Louis: Amended
- Cover of Louis: Amended
- Author: Louise Krug
- Language: English
- Genre: Memoir
- Publisher: Black Balloon Publishing
- Publication date: April 24, 2012
- Publication place: United States
- Media type: Print (Paperback) Digital (EPUB)
- Pages: 200
- ISBN: 978-1-936-78701-2

= Louise: Amended =

Memoir by Louise Krug

Louise: Amended is a memoir by the American author Louise Krug, published on April 24, 2012 by Black Balloon Publishing. Publishers Weekly named it one of the best nonfiction books of 2012, calling it "an immediate, unsparing, and beautifully rendered account of loss and recovery." Author Mary Karr also called it "a page-turner in which a person's very soul deepens before your eyes."

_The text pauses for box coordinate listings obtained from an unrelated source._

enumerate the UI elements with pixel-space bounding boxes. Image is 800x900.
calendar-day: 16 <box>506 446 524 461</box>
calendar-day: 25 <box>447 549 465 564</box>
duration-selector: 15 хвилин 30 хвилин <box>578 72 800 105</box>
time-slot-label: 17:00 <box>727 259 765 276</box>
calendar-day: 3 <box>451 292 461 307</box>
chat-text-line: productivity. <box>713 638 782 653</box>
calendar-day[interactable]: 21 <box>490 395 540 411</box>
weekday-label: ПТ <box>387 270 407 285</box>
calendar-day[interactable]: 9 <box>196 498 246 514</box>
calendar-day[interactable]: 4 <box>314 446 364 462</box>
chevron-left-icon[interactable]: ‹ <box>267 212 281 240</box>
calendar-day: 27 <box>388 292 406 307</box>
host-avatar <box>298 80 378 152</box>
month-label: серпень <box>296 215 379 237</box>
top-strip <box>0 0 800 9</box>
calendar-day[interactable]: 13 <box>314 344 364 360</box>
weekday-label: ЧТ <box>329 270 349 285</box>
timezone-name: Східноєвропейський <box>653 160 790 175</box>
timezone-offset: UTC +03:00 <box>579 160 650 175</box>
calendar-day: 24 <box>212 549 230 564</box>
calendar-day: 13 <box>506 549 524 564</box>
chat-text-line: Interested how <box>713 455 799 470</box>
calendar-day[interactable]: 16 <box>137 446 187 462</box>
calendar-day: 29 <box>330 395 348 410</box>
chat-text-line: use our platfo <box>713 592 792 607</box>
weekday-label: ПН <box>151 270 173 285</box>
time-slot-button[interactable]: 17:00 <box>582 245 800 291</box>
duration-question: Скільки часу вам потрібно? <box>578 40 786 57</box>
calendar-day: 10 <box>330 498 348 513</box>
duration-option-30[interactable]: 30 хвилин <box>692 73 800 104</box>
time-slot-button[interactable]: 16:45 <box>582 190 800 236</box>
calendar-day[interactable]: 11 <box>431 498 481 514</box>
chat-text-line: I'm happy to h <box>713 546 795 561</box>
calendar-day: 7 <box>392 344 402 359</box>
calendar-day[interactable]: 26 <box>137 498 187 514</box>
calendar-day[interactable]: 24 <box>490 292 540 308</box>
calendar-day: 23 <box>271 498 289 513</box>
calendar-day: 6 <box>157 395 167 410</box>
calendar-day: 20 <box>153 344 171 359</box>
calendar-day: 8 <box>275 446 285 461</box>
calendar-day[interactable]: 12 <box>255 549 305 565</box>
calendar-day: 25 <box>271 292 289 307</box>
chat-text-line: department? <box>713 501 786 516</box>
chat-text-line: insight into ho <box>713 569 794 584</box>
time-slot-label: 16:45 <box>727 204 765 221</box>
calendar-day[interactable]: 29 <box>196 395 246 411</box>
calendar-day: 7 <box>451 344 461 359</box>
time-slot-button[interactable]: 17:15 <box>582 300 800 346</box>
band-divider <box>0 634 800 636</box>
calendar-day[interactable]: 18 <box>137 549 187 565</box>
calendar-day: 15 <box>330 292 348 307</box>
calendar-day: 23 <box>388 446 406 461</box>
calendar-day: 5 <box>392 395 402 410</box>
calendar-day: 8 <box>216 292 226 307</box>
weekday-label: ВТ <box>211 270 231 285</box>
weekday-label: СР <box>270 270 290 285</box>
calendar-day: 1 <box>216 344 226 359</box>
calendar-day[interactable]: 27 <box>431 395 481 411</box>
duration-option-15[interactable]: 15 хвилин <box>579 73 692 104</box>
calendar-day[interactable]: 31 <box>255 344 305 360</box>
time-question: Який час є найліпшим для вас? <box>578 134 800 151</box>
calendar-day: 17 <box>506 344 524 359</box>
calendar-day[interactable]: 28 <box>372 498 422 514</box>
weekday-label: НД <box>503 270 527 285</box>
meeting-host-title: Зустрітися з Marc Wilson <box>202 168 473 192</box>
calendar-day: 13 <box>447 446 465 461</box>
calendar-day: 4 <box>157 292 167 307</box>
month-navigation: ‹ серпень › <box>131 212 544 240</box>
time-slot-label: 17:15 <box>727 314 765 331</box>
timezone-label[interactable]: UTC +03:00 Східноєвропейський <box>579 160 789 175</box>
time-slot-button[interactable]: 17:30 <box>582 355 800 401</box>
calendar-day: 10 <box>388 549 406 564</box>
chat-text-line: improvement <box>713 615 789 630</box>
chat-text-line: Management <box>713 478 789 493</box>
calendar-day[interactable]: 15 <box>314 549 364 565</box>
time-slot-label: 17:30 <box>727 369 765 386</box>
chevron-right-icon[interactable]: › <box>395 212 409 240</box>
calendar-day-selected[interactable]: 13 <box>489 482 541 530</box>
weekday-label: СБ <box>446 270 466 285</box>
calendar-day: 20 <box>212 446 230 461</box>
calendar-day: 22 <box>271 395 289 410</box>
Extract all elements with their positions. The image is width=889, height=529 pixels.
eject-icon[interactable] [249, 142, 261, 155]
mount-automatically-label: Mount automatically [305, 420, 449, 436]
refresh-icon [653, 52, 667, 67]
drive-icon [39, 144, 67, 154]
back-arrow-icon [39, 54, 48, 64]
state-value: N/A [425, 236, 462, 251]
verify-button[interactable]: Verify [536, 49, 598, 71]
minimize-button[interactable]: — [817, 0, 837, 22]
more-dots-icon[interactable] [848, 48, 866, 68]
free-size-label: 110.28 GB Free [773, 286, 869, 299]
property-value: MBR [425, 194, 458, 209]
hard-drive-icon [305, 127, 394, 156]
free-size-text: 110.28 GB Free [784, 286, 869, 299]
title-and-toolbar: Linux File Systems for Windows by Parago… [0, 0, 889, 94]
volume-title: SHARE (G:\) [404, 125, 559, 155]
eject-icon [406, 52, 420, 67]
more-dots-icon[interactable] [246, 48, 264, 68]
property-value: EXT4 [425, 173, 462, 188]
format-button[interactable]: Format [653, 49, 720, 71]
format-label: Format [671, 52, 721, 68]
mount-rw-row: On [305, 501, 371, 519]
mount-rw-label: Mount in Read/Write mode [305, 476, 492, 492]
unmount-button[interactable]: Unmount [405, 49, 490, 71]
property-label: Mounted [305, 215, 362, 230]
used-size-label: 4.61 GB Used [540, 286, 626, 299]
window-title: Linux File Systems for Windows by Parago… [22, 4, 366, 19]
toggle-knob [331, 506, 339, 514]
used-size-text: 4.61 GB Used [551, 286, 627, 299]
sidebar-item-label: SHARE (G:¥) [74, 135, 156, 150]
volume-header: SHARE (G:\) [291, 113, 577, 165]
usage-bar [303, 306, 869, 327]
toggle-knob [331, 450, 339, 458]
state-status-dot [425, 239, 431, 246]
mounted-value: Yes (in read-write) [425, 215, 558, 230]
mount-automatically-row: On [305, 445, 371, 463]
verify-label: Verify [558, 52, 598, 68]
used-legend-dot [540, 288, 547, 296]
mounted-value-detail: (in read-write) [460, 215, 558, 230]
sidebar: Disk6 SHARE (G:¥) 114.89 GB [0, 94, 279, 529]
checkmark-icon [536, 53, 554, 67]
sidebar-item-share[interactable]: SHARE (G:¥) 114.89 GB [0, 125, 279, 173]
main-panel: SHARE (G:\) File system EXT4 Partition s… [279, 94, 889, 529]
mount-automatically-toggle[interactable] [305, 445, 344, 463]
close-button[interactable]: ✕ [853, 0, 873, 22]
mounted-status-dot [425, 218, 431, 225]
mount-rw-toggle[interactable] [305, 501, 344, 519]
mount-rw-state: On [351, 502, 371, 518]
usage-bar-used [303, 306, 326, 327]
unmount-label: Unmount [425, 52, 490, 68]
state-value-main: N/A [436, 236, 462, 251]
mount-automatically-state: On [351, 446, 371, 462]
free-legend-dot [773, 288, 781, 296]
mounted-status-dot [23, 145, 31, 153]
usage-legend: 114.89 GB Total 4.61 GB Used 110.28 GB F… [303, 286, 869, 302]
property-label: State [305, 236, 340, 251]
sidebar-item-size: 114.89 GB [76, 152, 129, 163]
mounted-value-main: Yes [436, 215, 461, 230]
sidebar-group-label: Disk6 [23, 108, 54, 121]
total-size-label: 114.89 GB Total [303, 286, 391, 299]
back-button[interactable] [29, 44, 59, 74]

At 22 years old, Kansas-born Krug travelled to California with her French boyfriend to pursue her dream of becoming a celebrity journalist. Weeks after they arrived, she fainted at a Santa Barbara Film Festival premiere, afterward suffering from numbness, headaches, double vision, vertigo and difficulty walking. A doctor later discovered that a cavernous angioma in Krug's brain had burst, causing the symptoms — many of which were irreversible.

In Louise: Amended, Krug recounts her dashed dreams, the details of her condition and the difficulties of her recovery. The book is a combination of traditional memoir interspersed with fictional chapters written from the perspective of her boyfriend, family and friends, examining how personal tragedies affect entire groups of people.